Oh, and the government lost another vote – its 10th. Though, apart from the embarrassment, and the fact that the EU may begin to wonder if May can ever get anything over the line, this has absolutely no legal significance.
Everyone is playing a waiting game. Downing Street calculates its best chance of passing its deal lies in increasing its no-deal preparations, and terrifying parliament into supporting the prime minister.
Meanwhile, hardcore Brexiters welcome the sound of the ticking clock running down towards no deal.
And, finally, those in favour of another referendum figure that, ultimately, their chances of victory are maximised if they wait until the prime minister’s deal dies before making their move.
Their only hope, the People’s Vote campaign admits, lies in presenting their colleagues with a choice between no deal and no Brexit.
So what now? Well, now we enter the genuinely crucial phase. In two weeks’ time, MPs will actually have to eat their greens and decide on something.
It is now established that for those who fear no deal, the next series of votes, scheduled for 27 February, is the key moment.
Even the government now privately admits that at that point amendments such as that sponsored by Yvette Cooper and Oliver Letwin, which seeks to prevent a no-deal outcome, are likely to garner enough support.
If the Cooper-Letwin amendment passes, it guarantees parliamentary time for a debate on the Cooper-Letwin bill, which will force the prime minister to allow a choice between either no deal or an extension to the article 50 process.
Other possible amendments may seek to force a series of “indicative votes”. MPs may be provided with a suite of alternatives on which to vote, providing (at long, long last) some idea of which possible outcomes they prefer more than others.
Because, ultimately, a choice needs to be made, and Thursday’s cancelled Valentine’s dinners brought us no closer to it. The UK will either leave the EU with a deal, leave the EU without one, or not leave at all.
The key question is which of these alternatives will be taken off the table first. If no deal is delayed (which is all that parliament can do in the absence of agreement on an alternative) it may hinder the prime minister’s chances of scaring MPs into voting for her deal, although that would simply mean we’re delaying the moment of choice.
Either way, 27 February looks increasingly like a genuine moment of truth. Remainer cabinet ministers who have threatened to resign if no deal looks likely will have to choose whether they are just mouth or have trousers too.
Labour MPs tempted by the splinter group will need to decide whether their patience with their leadership is finite.
And Downing Street, too, will face a difficult decision. The risk of the Cooper-Letwin bill passing is that the rug will be pulled from under the prime minister’s strategy. Currently, the government can obfuscate.
The Brexit secretary can stand up and strongly hint that the government will pursue no deal. Meanwhile the lead Brexit negotiator can loudly state in a Brussels bar that the government will tack to an extension.
An extension would change the balance of options, and the prime minister would be forced to choose.

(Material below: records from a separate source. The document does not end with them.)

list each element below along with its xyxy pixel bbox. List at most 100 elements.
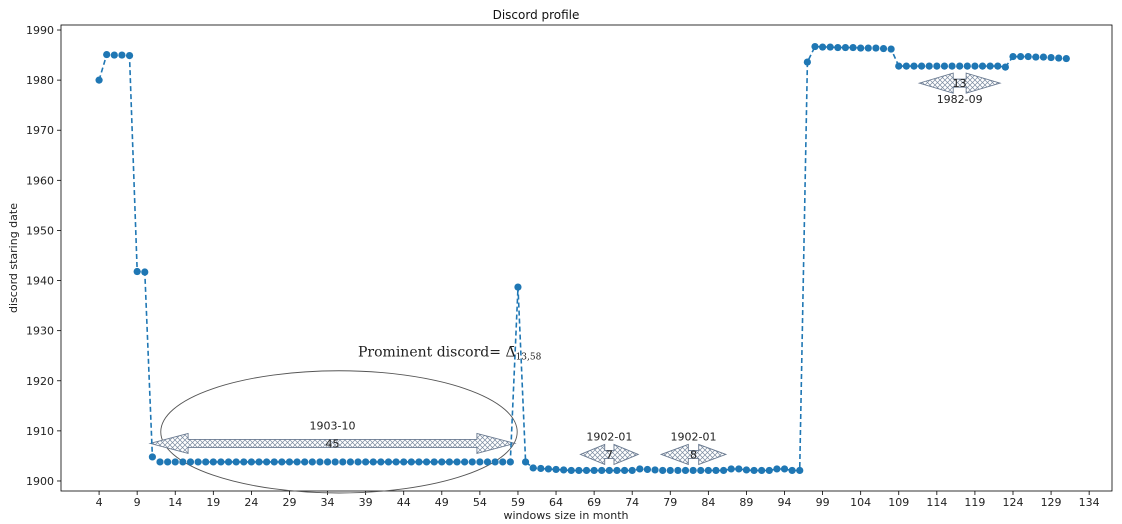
duration-arrow [917, 72, 1002, 94]
data-point [301, 458, 309, 466]
data-point [1062, 54, 1070, 63]
data-point [263, 458, 271, 466]
data-point [552, 465, 560, 474]
x-tick-label: 69 [587, 496, 601, 509]
data-point [400, 458, 408, 466]
x-tick-label: 89 [739, 496, 753, 509]
data-point [857, 44, 865, 52]
data-point [415, 458, 423, 466]
data-point [125, 51, 134, 60]
annotation-count-label: 45 [326, 437, 340, 450]
data-point [316, 458, 324, 466]
data-point [240, 458, 248, 466]
y-tick-label: 1960 [26, 174, 54, 187]
data-point [948, 62, 956, 70]
data-point [422, 458, 431, 466]
x-tick-label: 79 [663, 496, 677, 509]
x-tick-label: 4 [96, 496, 103, 509]
data-point [491, 458, 499, 466]
data-point [521, 458, 530, 466]
data-point [971, 62, 979, 70]
data-point [590, 466, 598, 475]
data-point [1055, 54, 1063, 62]
x-tick-label: 114 [926, 496, 947, 509]
data-point [514, 283, 522, 291]
data-point [620, 466, 629, 475]
data-point [910, 62, 918, 70]
data-point [773, 465, 781, 473]
data-point [811, 42, 819, 51]
data-point [483, 458, 492, 466]
data-point [963, 62, 971, 70]
data-point [476, 458, 484, 466]
data-point [758, 466, 766, 475]
annotation-count-label: 7 [606, 448, 613, 461]
x-tick-label: 19 [206, 496, 220, 509]
x-tick-label: 119 [964, 496, 985, 509]
data-point [826, 43, 834, 51]
data-point [164, 458, 172, 466]
prominent-discord-symbol: Δ̄ [505, 345, 515, 361]
y-tick-label: 1930 [26, 325, 54, 338]
data-point [567, 466, 575, 475]
data-point [468, 458, 476, 466]
data-point [537, 464, 545, 473]
x-axis-title: windows size in month [503, 509, 628, 522]
data-point [346, 458, 355, 466]
data-point [95, 76, 103, 84]
data-point [1017, 52, 1025, 61]
data-point [293, 458, 301, 466]
data-point [765, 466, 773, 475]
data-point [133, 267, 141, 276]
data-point [918, 62, 926, 70]
data-point [613, 466, 621, 475]
data-point [895, 62, 903, 70]
data-point [118, 51, 126, 59]
y-tick-label: 1990 [26, 24, 54, 37]
data-point [796, 466, 804, 475]
duration-arrow [659, 443, 728, 466]
data-point [940, 62, 949, 70]
data-point [255, 458, 263, 466]
data-point [803, 58, 811, 66]
data-point [278, 458, 286, 466]
data-point [247, 458, 255, 466]
annotation-date-label: 1902-01 [671, 430, 717, 443]
data-point [461, 458, 469, 466]
x-tick-label: 124 [1002, 496, 1023, 509]
data-point [1009, 52, 1017, 61]
x-tick-label: 104 [850, 496, 871, 509]
data-point [1024, 52, 1032, 61]
data-point [179, 458, 187, 466]
data-point [994, 62, 1002, 70]
data-point [331, 458, 339, 466]
data-point [270, 458, 278, 466]
data-point [377, 458, 385, 466]
data-point [902, 62, 910, 70]
data-point [156, 458, 164, 466]
data-point [598, 466, 606, 475]
x-tick-label: 64 [549, 496, 563, 509]
chart-title: Discord profile [493, 8, 580, 22]
data-point [780, 465, 789, 473]
prominent-discord-subscript: 13,58 [516, 353, 542, 363]
x-tick-label: 39 [359, 496, 373, 509]
x-tick-label: 24 [244, 496, 258, 509]
data-point [879, 44, 888, 53]
x-tick-label: 134 [1079, 496, 1100, 509]
data-point [323, 458, 332, 466]
data-point [438, 458, 446, 466]
data-point [1039, 53, 1048, 61]
data-point [636, 465, 644, 473]
data-point [194, 458, 202, 466]
y-axis-title: discord staring date [7, 203, 20, 313]
data-point [750, 466, 758, 475]
data-point [666, 466, 674, 475]
data-point [697, 466, 705, 475]
data-point [849, 43, 857, 52]
data-point [285, 458, 294, 466]
data-point [110, 51, 118, 59]
data-point [986, 62, 994, 70]
data-point [369, 458, 377, 466]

May might have to secure some concessions from the EU before 27 February, or face running out of road.
So, once again, we have a two-week buildup to a parliamentary showdown, but this time it may actually be one that matters. However the one thing that has become clear is that whatever our parliamentarians do, they will do it grudgingly.
No one likes the deal. Relatively few favour a referendum, and virtually no one genuinely thinks no deal is a desirable outcome.
Which means that, whatever happens, this will not have been a healing process. Rather, MPs will emerge dissatisfied with whatever has happened, claiming not to have supported it and laying the groundwork for battle to resume as the debate over our future relationship with the EU commences in earnest. Oh joy.
By Professor Anand Menon, director of The UK in a Changing Europe. This piece originally featured in the Guardian.